Arme Frau! Leise seufzend schlich sie den gepflegten Pfad entlang, bis sie schließlich doch noch beim Grab ihrer Eltern ankam.
Erst beim Blick auf die Vase, in der ein verwelkter Blumenstrauß vor sich hin darbte, fiel Elisabeth auf, dass ihre Tasche verschwunden war. Mit plötzlichem Herzklopfen schaute sie in die Richtung aus der sie gekommen war.
Bestimmt hatte sie die Tasche auf der Flucht vor dem Steinmonster verloren.
Obwohl nichts an dieser Situation komisch war, musste Elisabeth plötzlich laut lachen. Es klang allerdings doch leicht hysterisch.

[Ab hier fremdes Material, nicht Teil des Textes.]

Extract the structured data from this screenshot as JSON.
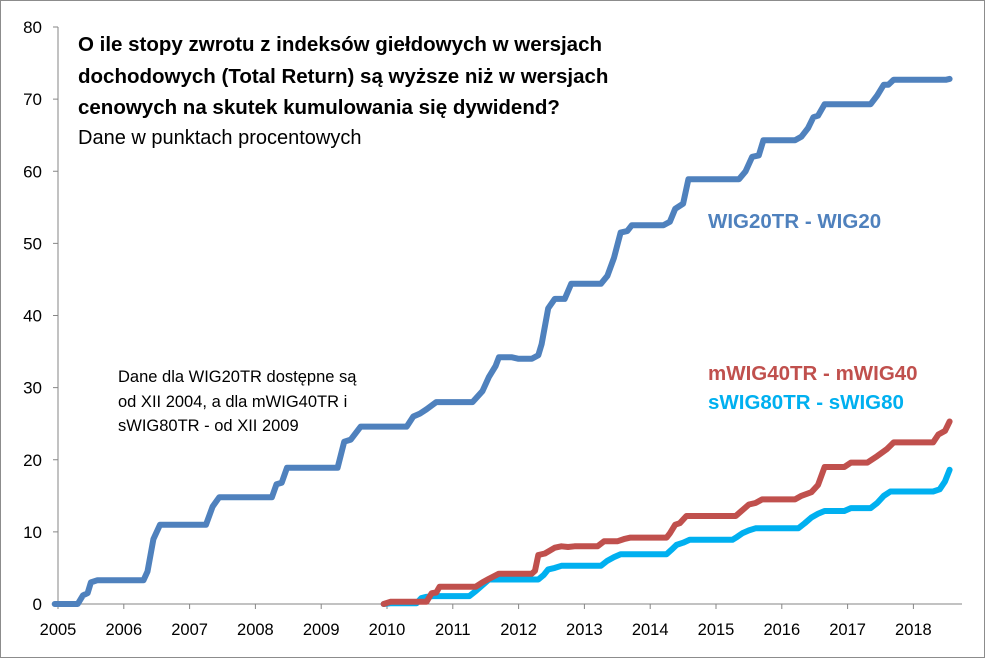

Klar. Ein Steinmonster. Wo waren sie denn? Etwa in einem Steven-Spielberg-Film? Was immer sie dermaßen erschreckt hatte, es war bestimmt kein Steinmonster gewesen. Ein fantasievolles Hirngespinst. Eine groteske Fata Morgana. Ein schauderhaftes Schattenspiel oder einfach nur ein unspektakulärer, winziger Migräneschub, aber ganz sicher kein frauenfressendes Steinmonster.
Noch immer lachend schüttelte Elisabeth den Kopf. Dennoch verspürte sie nicht den geringsten Drang, ihre Handtasche suchen zu gehen. Sie würde einfach bei der Friedhofsverwaltung anrufen. Sollten DIE doch ihre Tasche suchen. Ihr Kopf nickte zustimmend. Elisabeth bückte sich entschlossen und ihre leicht zittrigen Hände schoben ein paar abgefallene Blätter vom Grabstein, als ihr plötzlich siedend heiß einfiel, dass nicht nur die Blumen in der Tasche gewesen waren, sondern auch ihr Handy, Ihr Portemonnaie und ihre Haustürschlüssel.
Verärgert biss sie sich auf die Unterlippe, richtete sich auf, stemmte die Hände in die Hüften und nuschelte lautstark, „Was für eine verfickte Scheiße!“
„Ähm…bitte, was?“ Erschrocken wirbelte Elisabeth herum. Dabei fielen ihre Arme herab, ebenso wie ihre Kinnlade, die sie jedoch gleich darauf wieder zuklappte.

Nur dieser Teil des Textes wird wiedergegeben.